The "Awakening" and Why I’m Not Buying the Fairy Tale
The narrative goes something like this: ChatGPT showed up, Google panicked, Google reorganized, Google released Gemini 3 (which some OpenAI founding member calls "clearly a tier 1 LLM" – because, offcourse, his word is gospel), and now everything’s hunky-dory. Investors are "reassured." Warren Buffett even threw $4.9 billion at them. You know, because Buffett is known for his cutting-edge AI insights, not just sniffing out a good deal when a company's stock is undervalued due to a perception problem. Meanwhile, SoftBank, a big OpenAI backer, is taking a hit. Nvidia, the chip king, saw its shares drop 5.51% and lost $243 billion in market value. Their spokesperson then had the gall to say, "We’re delighted by Google’s success." Yeah, I bet you are, pal. That’s like your ex-wife saying she’s "delighted" you found someone else, right after she took half your house.
This whole "sleeping giant" thing? It’s pure PR spin, a convenient excuse for why a company with Google’s resources wasn't leading the charge from day one. CEO Sundar Pichai now trots out, "We’ve taken a full, deep, full-stack approach to AI," like it's a new revelation. Really? You mean the company that makes the apps, the software models, the cloud, and the chips has a full-stack approach? Shocking. It’s like discovering water is wet. They’ve had their own Tensor Processing Units (TPUs) for over a decade, designed for search, adapted for AI. But for years, they were mostly their own sole customer. Now, Anthropic’s in for "tens of billions of dollars" worth of TPUs, and Meta might be using them too. Funny how that works. You finally open up your toy chest, and everyone wants to play.
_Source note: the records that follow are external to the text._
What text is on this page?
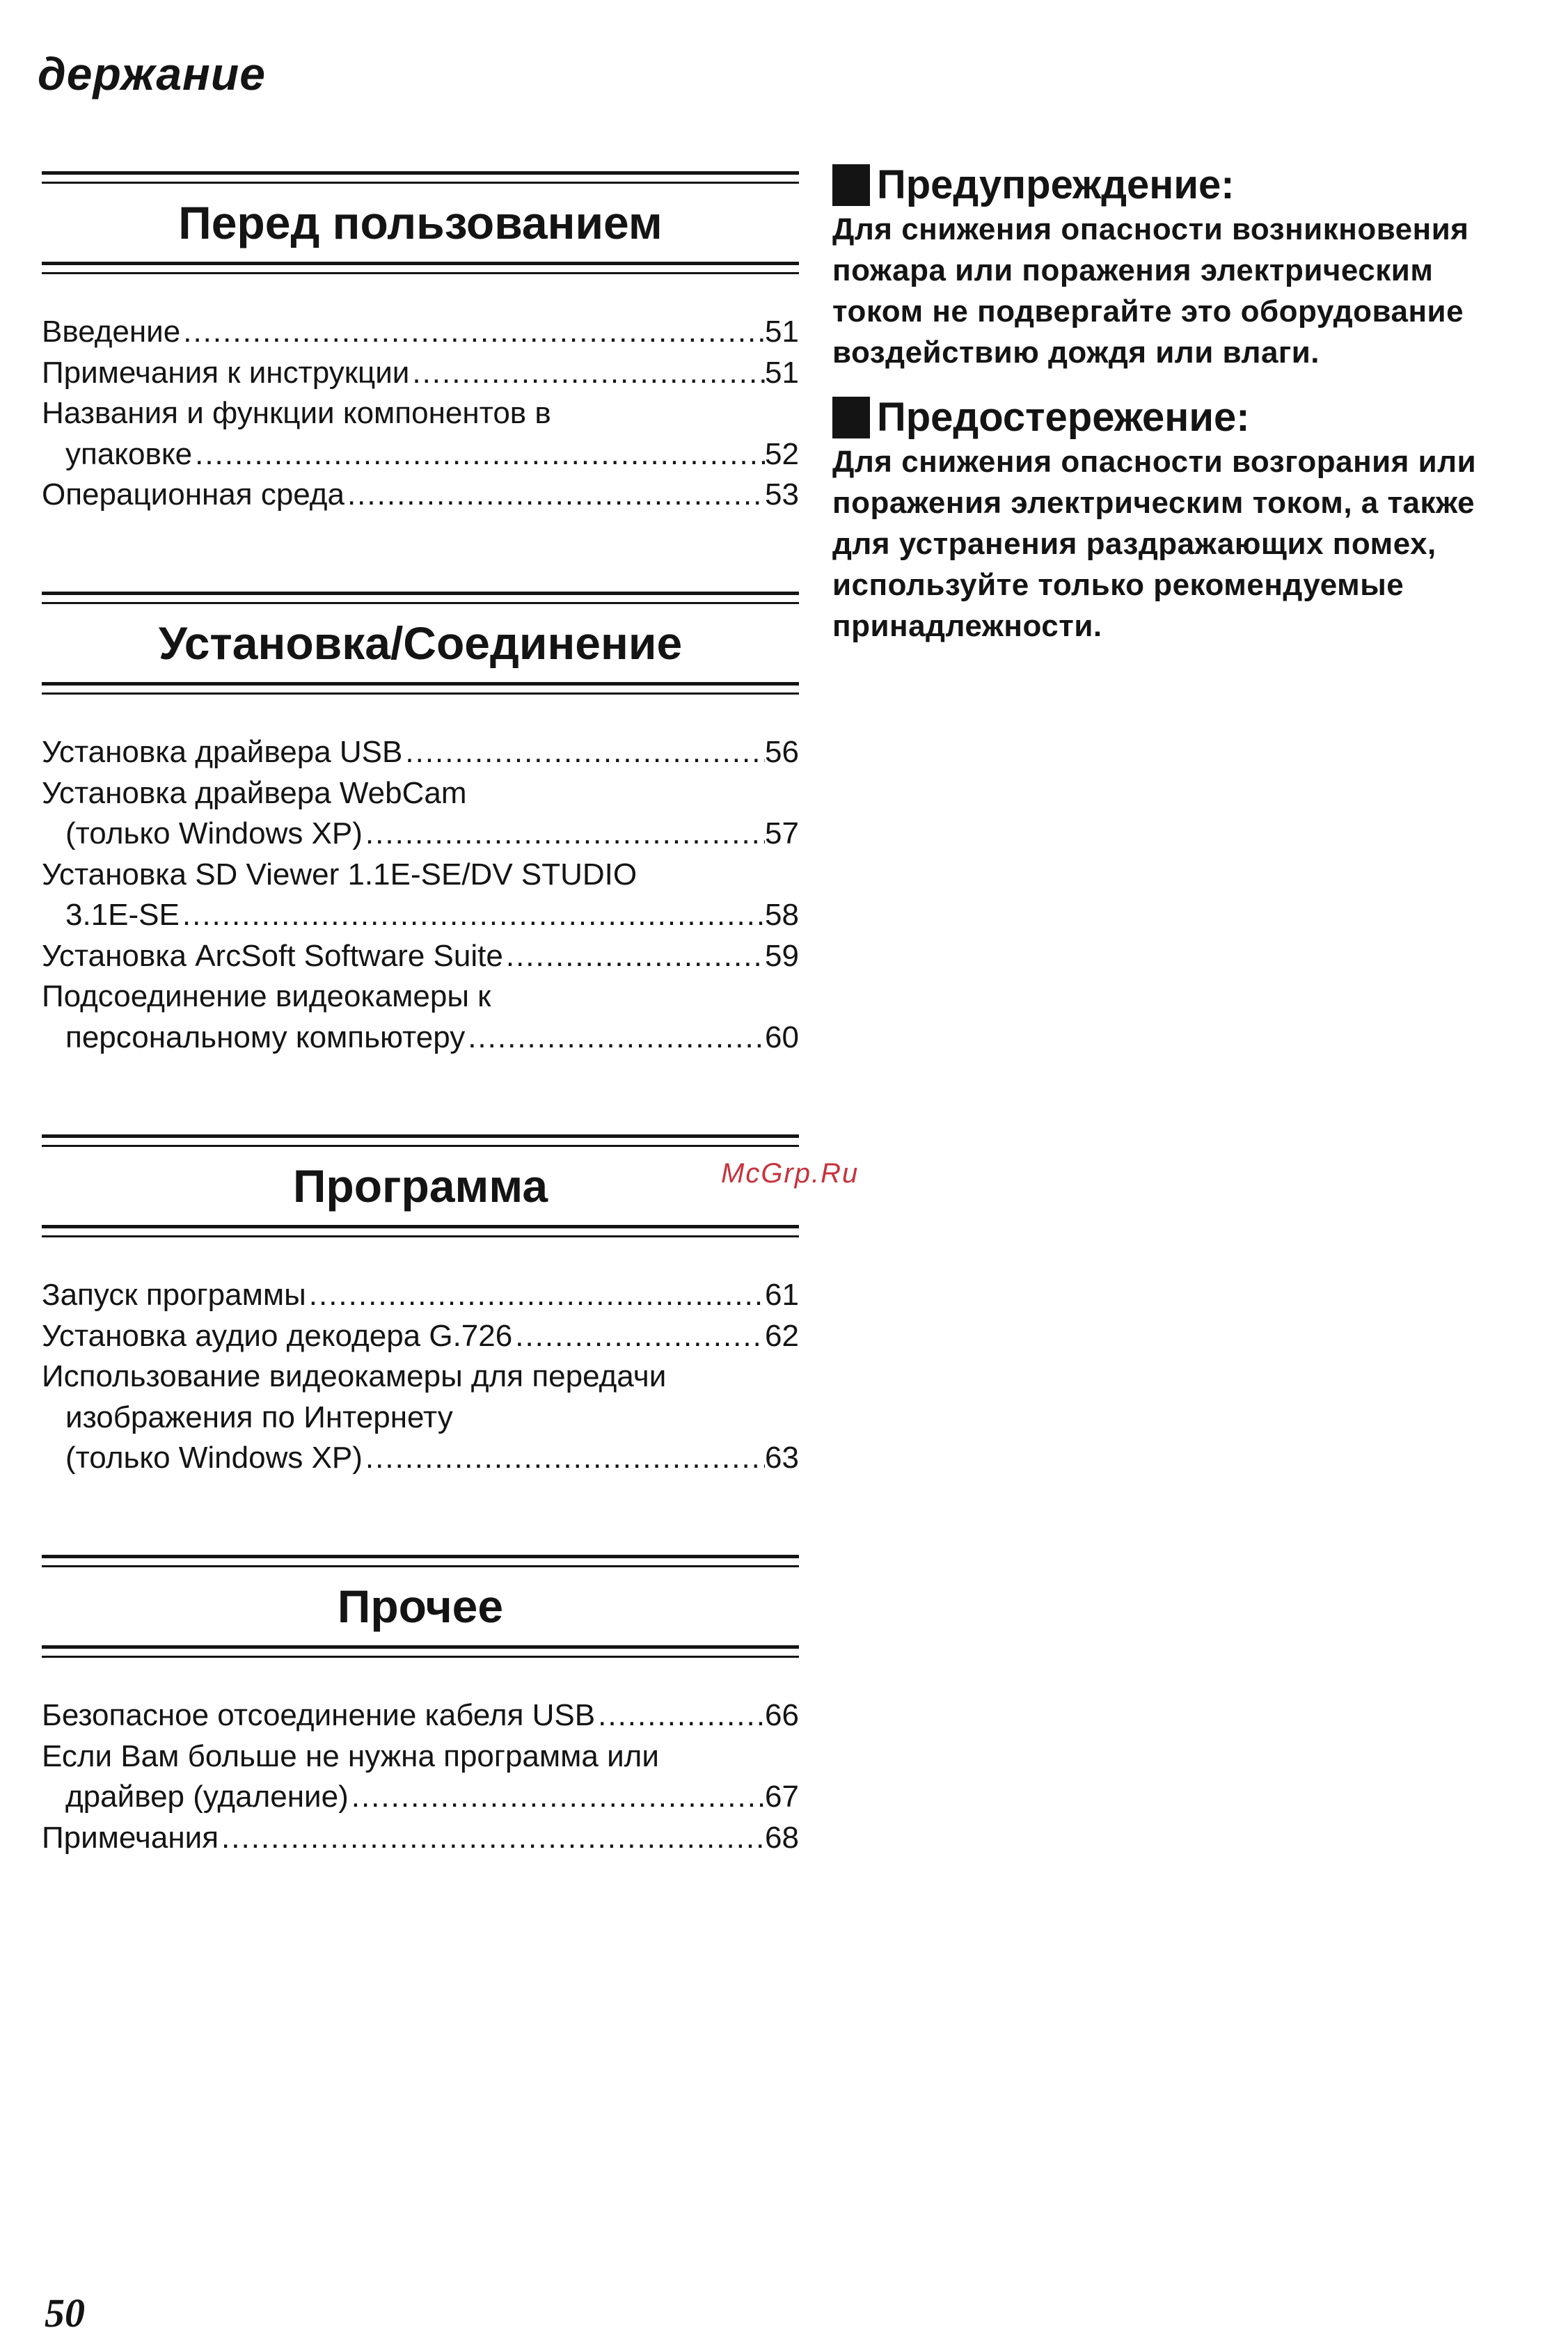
держание
Перед пользованием
Введение .....	51
Примечания к инструкции .....	51
Названия и функции компонентов в
упаковке .....	52
Операционная среда .....	53
Установка/Соединение
Установка драйвера USB .....	56
Установка драйвера WebCam
(только Windows XP) .....	57
Установка SD Viewer 1.1E-SE/DV STUDIO
3.1E-SE .....	58
Установка ArcSoft Software Suite .....	59
Подсоединение видеокамеры к
персональному компьютеру .....	60
Программа
Запуск программы .....	61
Установка аудио декодера G.726 .....	62
Использование видеокамеры для передачи
изображения по Интернету
(только Windows XP) .....	63
Прочее
Безопасное отсоединение кабеля USB .....	66
Если Вам больше не нужна программа или
драйвер (удаление) .....	67
Примечания .....	68
Предупреждение:
Для снижения опасности возникновения
пожара или поражения электрическим
током не подвергайте это оборудование
воздействию дождя или влаги.
Предостережение:
Для снижения опасности возгорания или
поражения электрическим током, а также
для устранения раздражающих помех,
используйте только рекомендуемые
принадлежности.
McGrp.Ru
50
Here’s the rub, though. Google's chips are only accessible through their cloud service. "As soon as you use TPUs, you’re locked into" the Google cloud ecosystem, as Meryem Arik, CEO of Doubleword, points out. So, it's not just about offering a choice; it's about building a digital walled garden, just like every other tech giant out there. This ain't about open innovation, folks. It's about market share, always has been, always will be. And let's not forget the antitrust stuff. They just avoided a breakup in a US anti-monopoly case, "in part because of the perceived threat from AI newcomers." Convenient, isn't it? Nothing like a new boogeyman to keep the regulators at bay.
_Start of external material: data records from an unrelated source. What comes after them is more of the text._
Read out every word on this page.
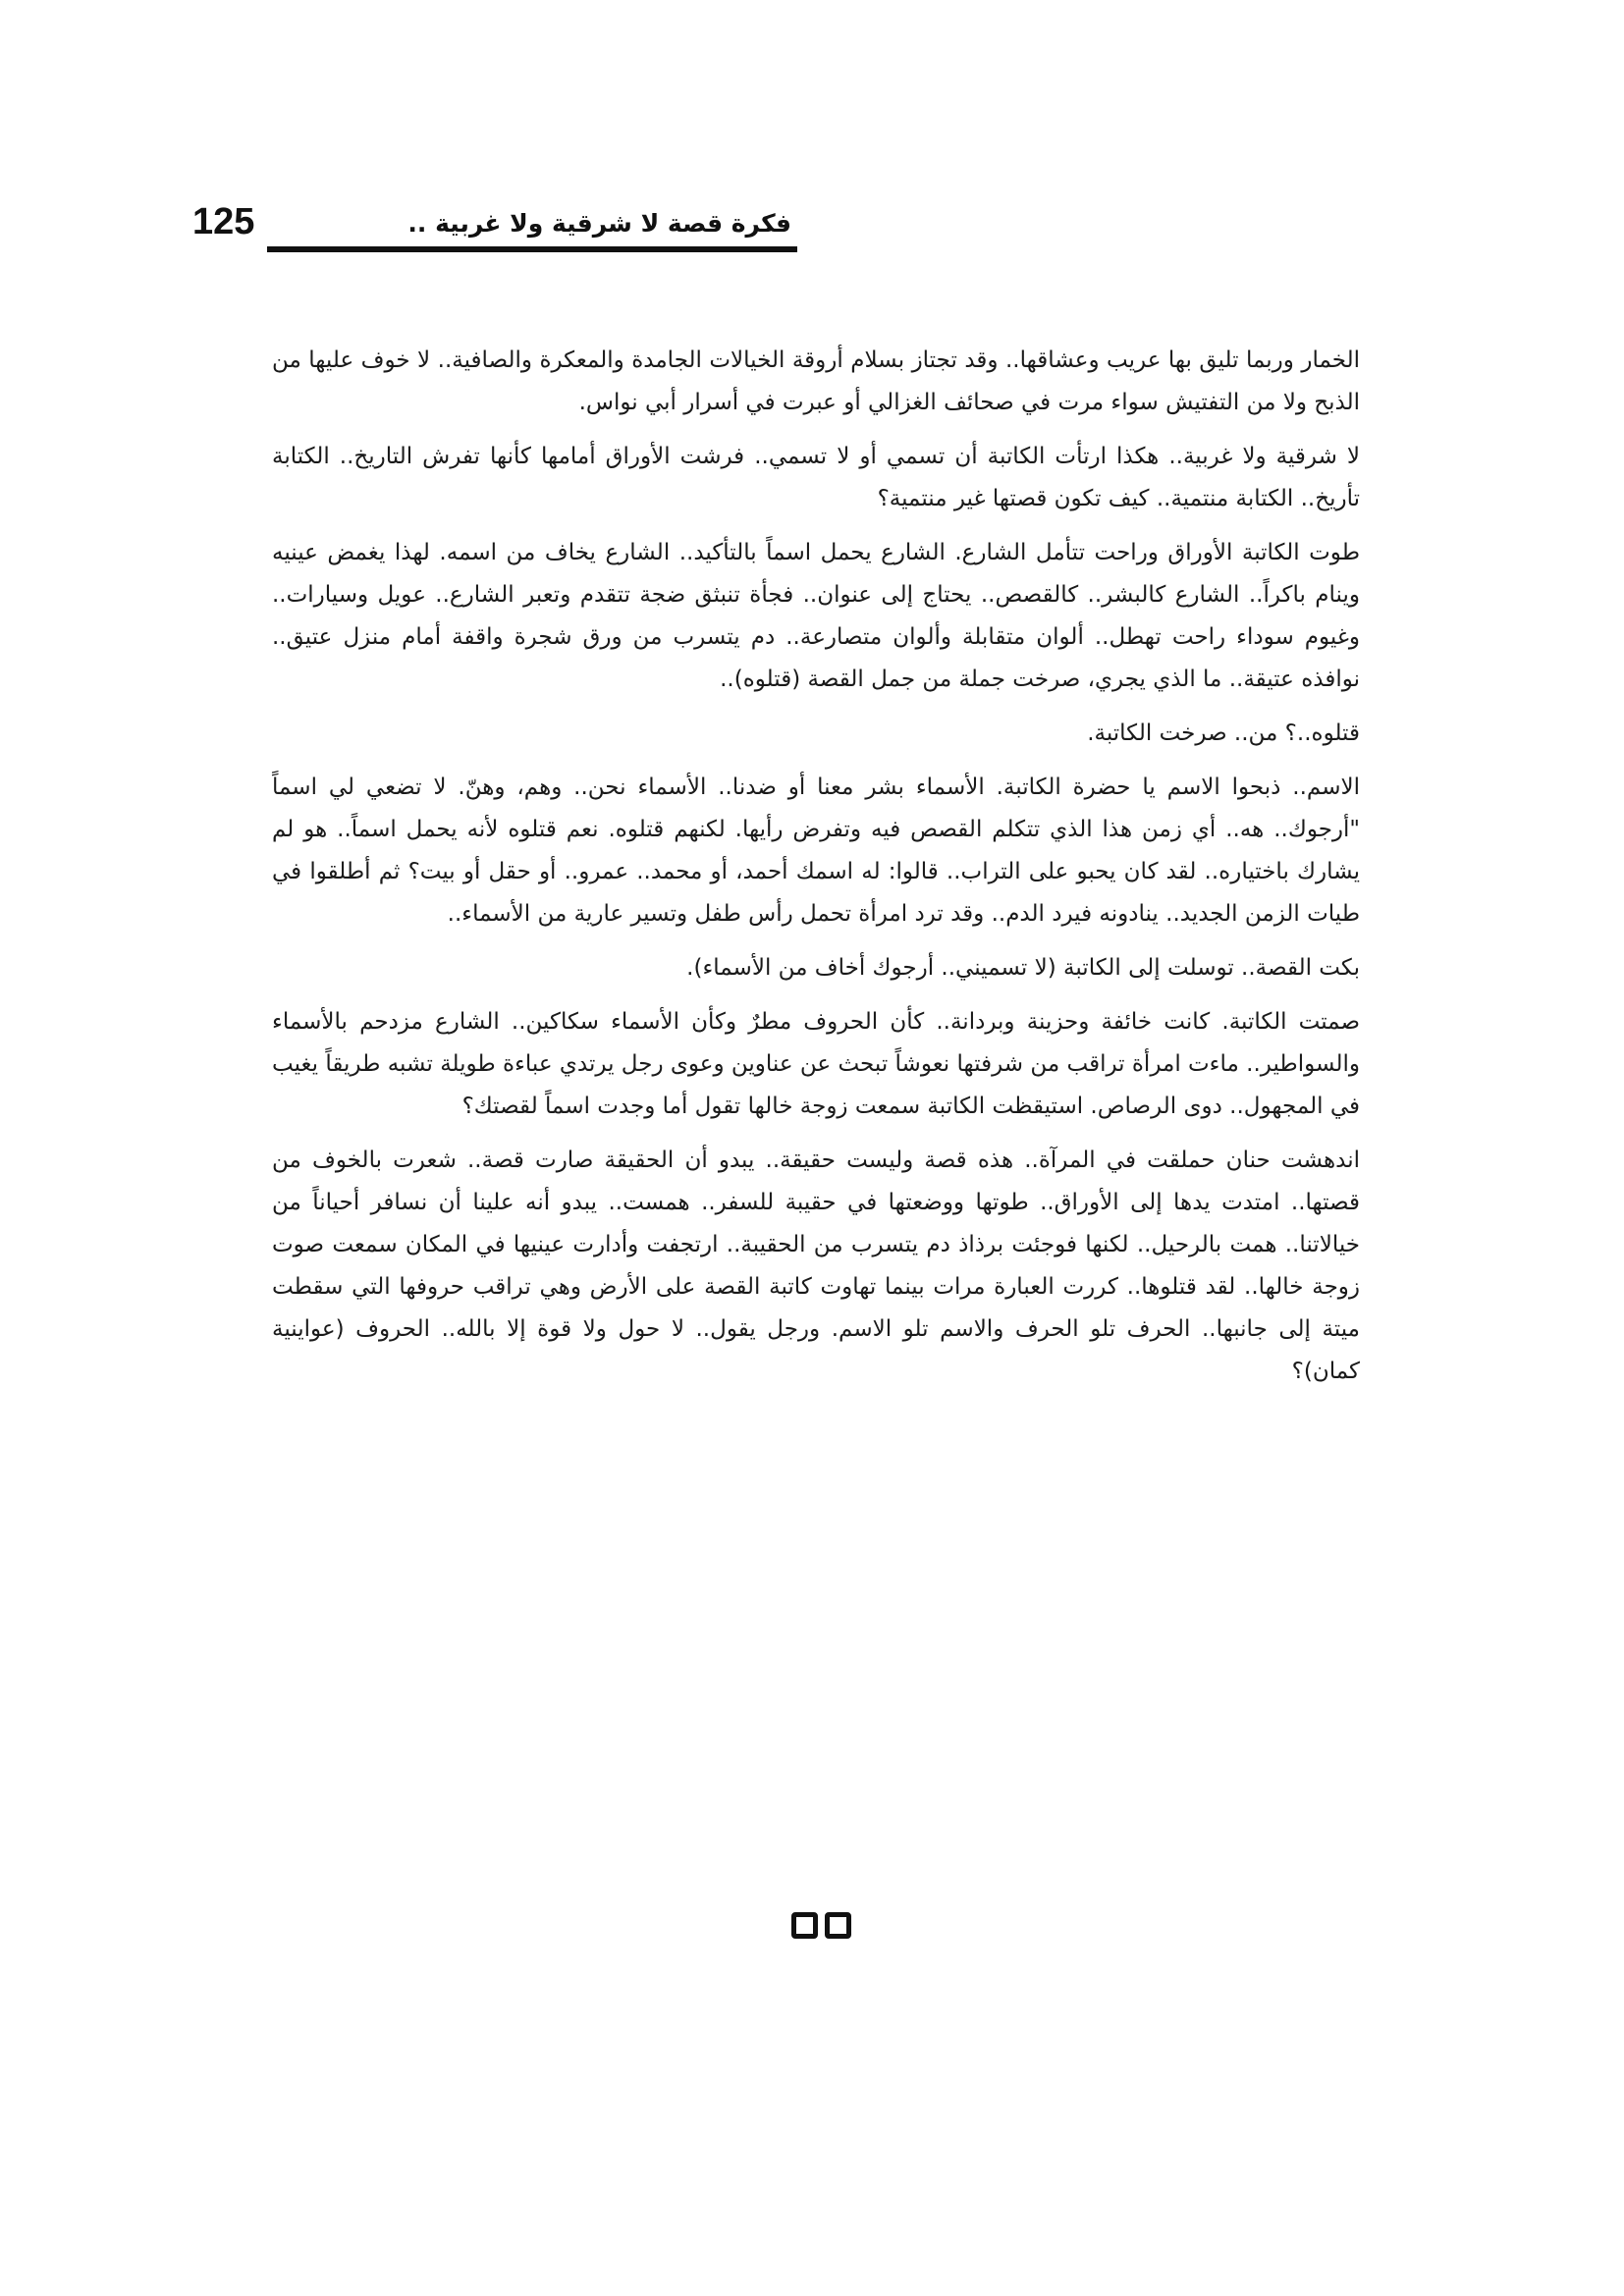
125	فكرة قصة لا شرقية ولا غربية ..

الخمار وربما تليق بها عريب وعشاقها.. وقد تجتاز بسلام أروقة الخيالات الجامدة والمعكرة والصافية.. لا خوف عليها من الذبح ولا من التفتيش سواء مرت في صحائف الغزالي أو عبرت في أسرار أبي نواس.

لا شرقية ولا غربية.. هكذا ارتأت الكاتبة أن تسمي أو لا تسمي.. فرشت الأوراق أمامها كأنها تفرش التاريخ.. الكتابة تأريخ.. الكتابة منتمية.. كيف تكون قصتها غير منتمية؟

طوت الكاتبة الأوراق وراحت تتأمل الشارع. الشارع يحمل اسماً بالتأكيد.. الشارع يخاف من اسمه. لهذا يغمض عينيه وينام باكراً.. الشارع كالبشر.. كالقصص.. يحتاج إلى عنوان.. فجأة تنبثق ضجة تتقدم وتعبر الشارع.. عويل وسيارات.. وغيوم سوداء راحت تهطل.. ألوان متقابلة وألوان متصارعة.. دم يتسرب من ورق شجرة واقفة أمام منزل عتيق.. نوافذه عتيقة.. ما الذي يجري، صرخت جملة من جمل القصة (قتلوه)..

قتلوه..؟ من.. صرخت الكاتبة.

الاسم.. ذبحوا الاسم يا حضرة الكاتبة. الأسماء بشر معنا أو ضدنا.. الأسماء نحن.. وهم، وهنّ. لا تضعي لي اسماً "أرجوك.. هه.. أي زمن هذا الذي تتكلم القصص فيه وتفرض رأيها. لكنهم قتلوه. نعم قتلوه لأنه يحمل اسماً.. هو لم يشارك باختياره.. لقد كان يحبو على التراب.. قالوا: له اسمك أحمد، أو محمد.. عمرو.. أو حقل أو بيت؟ ثم أطلقوا في طيات الزمن الجديد.. ينادونه فيرد الدم.. وقد ترد امرأة تحمل رأس طفل وتسير عارية من الأسماء..

بكت القصة.. توسلت إلى الكاتبة (لا تسميني.. أرجوك أخاف من الأسماء).

صمتت الكاتبة. كانت خائفة وحزينة وبردانة.. كأن الحروف مطرٌ وكأن الأسماء سكاكين.. الشارع مزدحم بالأسماء والسواطير.. ماءت امرأة تراقب من شرفتها نعوشاً تبحث عن عناوين وعوى رجل يرتدي عباءة طويلة تشبه طريقاً يغيب في المجهول.. دوى الرصاص. استيقظت الكاتبة سمعت زوجة خالها تقول أما وجدت اسماً لقصتك؟

اندهشت حنان حملقت في المرآة.. هذه قصة وليست حقيقة.. يبدو أن الحقيقة صارت قصة.. شعرت بالخوف من قصتها.. امتدت يدها إلى الأوراق.. طوتها ووضعتها في حقيبة للسفر.. همست.. يبدو أنه علينا أن نسافر أحياناً من خيالاتنا.. همت بالرحيل.. لكنها فوجئت برذاذ دم يتسرب من الحقيبة.. ارتجفت وأدارت عينيها في المكان سمعت صوت زوجة خالها.. لقد قتلوها.. كررت العبارة مرات بينما تهاوت كاتبة القصة على الأرض وهي تراقب حروفها التي سقطت ميتة إلى جانبها.. الحرف تلو الحرف والاسم تلو الاسم. ورجل يقول.. لا حول ولا قوة إلا بالله.. الحروف (عواينية كمان)؟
The Real Score: It’s About Control, Not Just Innovation
You want to talk about Google’s "edge"? It’s economics. It’s the sheer, mind-boggling scale of their operation. They're one of the few that produces the entire computing "full stack." They control the data goldmine, the infrastructure, the models, the apps. That means they don't have to pay suppliers like OpenAI does. They can just... keep it all in-house. This isn't just about making better AI; it’s about controlling the means of AI production. And while their cloud business is growing, it's still trailing Microsoft and Amazon Web Services. So, yeah, they're "back in the game," but it's a game they should have been dominating from the jump, if all those "deep, costly research" claims were truly about leading, not just defending.
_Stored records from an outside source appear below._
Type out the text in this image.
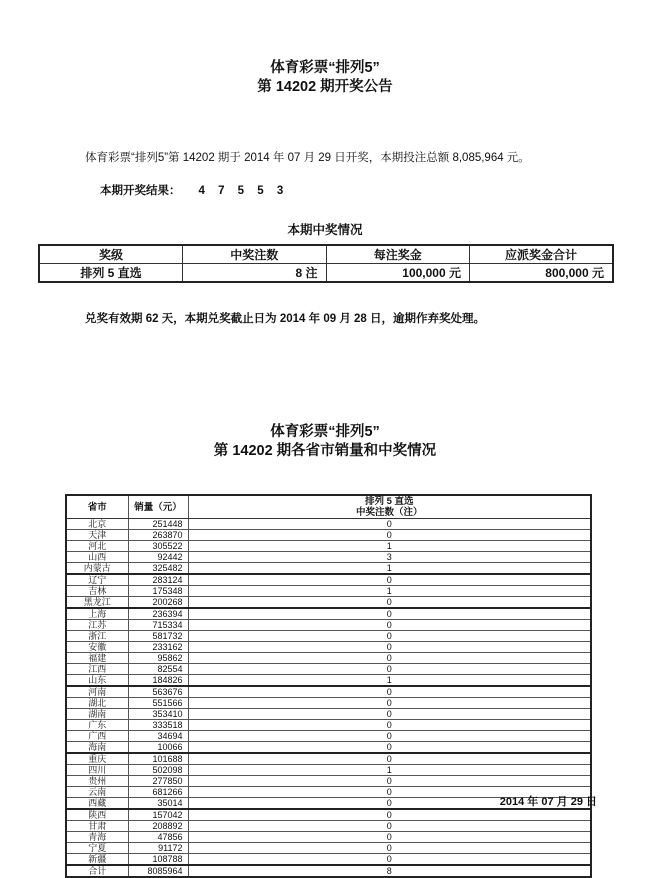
体育彩票“排列5”
第 14202 期开奖公告

体育彩票“排列5”第 14202 期于 2014 年 07 月 29 日开奖，本期投注总额 8,085,964 元。

本期开奖结果： 4 7 5 5 3

本期中奖情况
奖级	中奖注数	每注奖金	应派奖金合计
排列 5 直选	8 注	100,000 元	800,000 元

兑奖有效期 62 天，本期兑奖截止日为 2014 年 09 月 28 日，逾期作弃奖处理。

体育彩票“排列5”
第 14202 期各省市销量和中奖情况
省市	销量（元）	排列 5 直选
中奖注数（注）

北京	251448	0
天津	263870	0
河北	305522	1
山西	92442	3
内蒙古	325482	1
辽宁	283124	0
吉林	175348	1
黑龙江	200268	0
上海	236394	0
江苏	715334	0
浙江	581732	0
安徽	233162	0
福建	95862	0
江西	82554	0
山东	184826	1
河南	563676	0
湖北	551566	0
湖南	353410	0
广东	333518	0
广西	34694	0
海南	10066	0
重庆	101688	0
四川	502098	1
贵州	277850	0
云南	681266	0
西藏	35014	0
陕西	157042	0
甘肃	208892	0
青海	47856	0
宁夏	91172	0
新疆	108788	0
合计	8085964	8
2014 年 07 月 29 日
The fact sheet talks about Google consolidating its AI efforts under Demis Hassabis, who’s apparently a rockstar computer scientist. And they’re focused "almost squarely on foundational models that keep pace with OpenAI." Keeping pace. Not leading. Just keeping pace. That’s the real story here. They had to be forced awake by a competitor. They had to reshuffle, had some "botched rollout of an image-generation product" along the way, because even Google can trip over its own feet. Consumer interest, by the way, is still a question mark. ChatGPT boasts 800 million weekly users; Google's Gemini app had 73 million monthly downloads as of October, well shy of ChatGPT's 93 million. So, while the enterprise customers might be lining up for Gemini 3, the actual people, the ones using these things every day, well, they're still largely with the original disruptor.
This isn’t about Google suddenly becoming a benevolent innovator. It’s about a behemoth realizing its prime real estate was being encroached upon. It’s about protecting profits and market share. It’s about throwing billions at a problem until it goes away, or at least until the stock market thinks it has. They want us to swallow this whole, and honestly... it just tastes like old news with a fresh coat of paint.